Using Node Selectors#
The ICE ClusterWare ™ node selector language can provide a quick, powerful way to target actions at ad hoc groups of compute nodes. Since the language can operate on administrator-defined attributes, they can be highly customized to the administrator’s own cluster and needs.
This section gives additional detail and examples using complex node selectors. For a basic explanation, see Node Selectors.
Example Cluster#
For the examples shown here, assume a cluster set up as follows:
Rack 0
Head node - head1
Storage
Cluster core network
Rack 1: shared by all users
Compute nodes n0 - n39
32 CPUs (11th Gen)
64 GB RAM
Rack 2: owned by Engineering Department
Compute nodes n40 - n79
32 CPUs (11th Gen)
256 GB RAM
Rack 3: owned by Data Science Department
Compute nodes n80 - n119
64 CPUs (11th Gen)
64 GB RAM
Rack 4: owned by Data Science Department
Compute nodes n120 - n159
64 CPUs (11th Gen)
64 GB RAM
Rack 5
Owned by Engineering Department
Compute nodes n160 - n179
32 CPUs (12th Gen)
256 GB RAM
Owned by Data Science Department
GPU compute nodes gpu0 - gpu19
16 CPUs
64 GB RAM
GPU accelerator
Configure Example Cluster#
The following steps complete the example cluster configuration, including adding custom attributes:
Set rack locations:
cw-nodectl -in[0-39] set rack_location=1 cw-nodectl -in[40-79] set rack_location=2 ... cw-nodectl -igpu[0-19] set rack_location=5
Since the
rack_locationattribute does not exist on a default cluster (it's not one of the Reserved Attributes), the firstsetcommand creates the new attribute.Create attribute groups:
cw-attribctl create name=AllDepts cw-attribctl create name=EngDept cw-attribctl create name=DataSciDept cw-attribctl create name=GpuGroup
Join nodes to the attribute groups:
cw-nodectl -in[0-179],gpu[0-19] join AllDepts cw-nodectl -in[40-79,160-179] join EngDept cw-nodectl -in[80-159],gpu[0-19] join DataSciDept cw-nodectl -igpu[0-19] join GpuGroup
Customize the boot configurations if needed. Most compute nodes have
_boot_config=DefaultBoot.cw-imgctl -iDefaultImage clone name=GpuImage cw-bootctl -iDefaultBoot clone name=GpuBoot image=GpuImage
Customize the GPU environment:
cw-modimg -iGpuBoot –chroot
Use Node Selectors to Take Actions#
After configuring the example cluster, the following commands take action on sets of nodes using the node selector.

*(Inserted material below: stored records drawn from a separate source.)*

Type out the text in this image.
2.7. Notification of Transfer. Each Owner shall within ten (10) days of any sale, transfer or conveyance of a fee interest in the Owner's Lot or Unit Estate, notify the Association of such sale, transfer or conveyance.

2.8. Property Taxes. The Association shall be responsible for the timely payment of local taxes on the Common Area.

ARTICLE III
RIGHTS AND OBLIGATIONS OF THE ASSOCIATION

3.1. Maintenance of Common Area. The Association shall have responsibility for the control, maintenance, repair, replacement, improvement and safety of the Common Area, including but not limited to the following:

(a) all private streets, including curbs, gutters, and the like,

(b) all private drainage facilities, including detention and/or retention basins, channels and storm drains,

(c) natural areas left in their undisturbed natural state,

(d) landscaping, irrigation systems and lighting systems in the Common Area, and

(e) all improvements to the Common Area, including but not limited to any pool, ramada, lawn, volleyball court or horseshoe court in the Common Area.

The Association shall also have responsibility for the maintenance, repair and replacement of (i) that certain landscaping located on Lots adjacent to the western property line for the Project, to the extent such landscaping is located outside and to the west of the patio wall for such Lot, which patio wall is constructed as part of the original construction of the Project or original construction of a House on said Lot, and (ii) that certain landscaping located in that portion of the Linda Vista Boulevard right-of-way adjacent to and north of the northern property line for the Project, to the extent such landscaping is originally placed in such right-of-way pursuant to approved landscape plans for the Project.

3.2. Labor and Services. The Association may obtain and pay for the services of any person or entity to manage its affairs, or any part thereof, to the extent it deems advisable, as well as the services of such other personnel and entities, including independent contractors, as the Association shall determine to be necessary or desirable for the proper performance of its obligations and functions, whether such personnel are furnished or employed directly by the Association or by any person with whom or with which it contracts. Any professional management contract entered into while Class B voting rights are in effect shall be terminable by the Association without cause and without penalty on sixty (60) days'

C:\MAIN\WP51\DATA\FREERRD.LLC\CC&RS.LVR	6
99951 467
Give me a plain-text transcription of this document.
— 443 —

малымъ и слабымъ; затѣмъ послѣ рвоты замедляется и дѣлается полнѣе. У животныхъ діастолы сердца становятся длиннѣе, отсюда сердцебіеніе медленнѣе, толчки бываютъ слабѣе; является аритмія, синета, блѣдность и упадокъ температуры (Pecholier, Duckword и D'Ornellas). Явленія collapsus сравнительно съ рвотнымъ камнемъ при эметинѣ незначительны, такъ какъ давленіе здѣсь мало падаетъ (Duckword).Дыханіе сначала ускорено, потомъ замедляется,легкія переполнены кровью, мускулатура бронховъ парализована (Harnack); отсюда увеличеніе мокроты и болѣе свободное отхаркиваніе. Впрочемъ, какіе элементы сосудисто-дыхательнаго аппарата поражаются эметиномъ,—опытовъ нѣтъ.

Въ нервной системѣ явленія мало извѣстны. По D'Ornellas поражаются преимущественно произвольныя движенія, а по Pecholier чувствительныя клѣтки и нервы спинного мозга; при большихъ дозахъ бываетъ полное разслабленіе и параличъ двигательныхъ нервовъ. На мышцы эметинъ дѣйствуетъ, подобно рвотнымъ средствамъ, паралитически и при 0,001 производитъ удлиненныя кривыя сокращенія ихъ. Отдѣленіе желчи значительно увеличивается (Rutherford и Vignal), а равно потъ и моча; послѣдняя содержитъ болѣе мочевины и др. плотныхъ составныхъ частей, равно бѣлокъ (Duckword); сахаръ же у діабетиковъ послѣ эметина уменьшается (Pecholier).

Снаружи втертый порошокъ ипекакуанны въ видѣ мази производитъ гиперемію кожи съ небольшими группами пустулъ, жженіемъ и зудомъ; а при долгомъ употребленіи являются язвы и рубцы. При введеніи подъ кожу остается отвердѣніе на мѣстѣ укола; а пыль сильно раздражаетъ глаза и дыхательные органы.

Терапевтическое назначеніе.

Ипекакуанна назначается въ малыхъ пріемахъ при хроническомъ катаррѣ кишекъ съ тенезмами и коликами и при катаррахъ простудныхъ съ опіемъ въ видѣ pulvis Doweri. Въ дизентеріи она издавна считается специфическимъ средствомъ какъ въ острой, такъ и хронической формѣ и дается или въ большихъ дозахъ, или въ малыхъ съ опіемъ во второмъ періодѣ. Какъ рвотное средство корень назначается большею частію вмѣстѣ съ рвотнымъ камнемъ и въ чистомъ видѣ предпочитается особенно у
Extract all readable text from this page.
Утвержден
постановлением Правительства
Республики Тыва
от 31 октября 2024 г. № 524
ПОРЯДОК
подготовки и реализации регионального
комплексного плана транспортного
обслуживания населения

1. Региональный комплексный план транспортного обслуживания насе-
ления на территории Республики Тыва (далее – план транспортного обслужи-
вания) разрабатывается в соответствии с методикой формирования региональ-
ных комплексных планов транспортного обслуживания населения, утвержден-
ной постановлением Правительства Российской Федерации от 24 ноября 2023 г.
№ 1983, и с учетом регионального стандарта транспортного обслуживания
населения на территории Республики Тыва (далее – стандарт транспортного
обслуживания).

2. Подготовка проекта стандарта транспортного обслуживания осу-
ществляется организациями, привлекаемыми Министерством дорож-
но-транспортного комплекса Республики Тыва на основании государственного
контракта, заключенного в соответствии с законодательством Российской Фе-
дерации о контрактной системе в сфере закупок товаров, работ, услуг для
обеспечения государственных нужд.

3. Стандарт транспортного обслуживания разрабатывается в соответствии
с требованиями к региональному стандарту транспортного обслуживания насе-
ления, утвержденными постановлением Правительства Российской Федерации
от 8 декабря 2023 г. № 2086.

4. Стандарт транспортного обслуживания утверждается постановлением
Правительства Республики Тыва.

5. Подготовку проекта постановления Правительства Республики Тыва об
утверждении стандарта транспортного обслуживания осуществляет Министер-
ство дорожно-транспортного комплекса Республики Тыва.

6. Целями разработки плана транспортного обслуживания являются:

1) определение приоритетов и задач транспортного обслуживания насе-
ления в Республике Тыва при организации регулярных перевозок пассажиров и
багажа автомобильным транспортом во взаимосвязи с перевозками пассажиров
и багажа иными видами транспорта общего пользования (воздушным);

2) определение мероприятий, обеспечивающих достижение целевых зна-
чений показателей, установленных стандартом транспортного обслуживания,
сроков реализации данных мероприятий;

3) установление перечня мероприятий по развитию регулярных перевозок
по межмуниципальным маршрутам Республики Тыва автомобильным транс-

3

Power off all nodes with the “rack_location” attribute set to 5 (that is, power off everything in rack 5):
cw-nodectl –selector “attributes[rack_location]==5” power off
Tip
While we might be implicitly thinking about compute nodes in this example, you can also tag top-of-rack switches, storage devices, and so on with “rack_location” attributes and then you can truly power off the entire rack with a single command.
Reboot all “11th Gen CPU” servers (perhaps after applying a patch):
cw-nodectl –selector “ ‘11th Gen CPU’ in hw[cpu_model]” reboot
Note
In this case, we surround the string with single quotes to account for the spaces inside the string (backslash-escaped double quotes would also work). Also, note the use of the ‘in’ operator, which tests for a string within a string.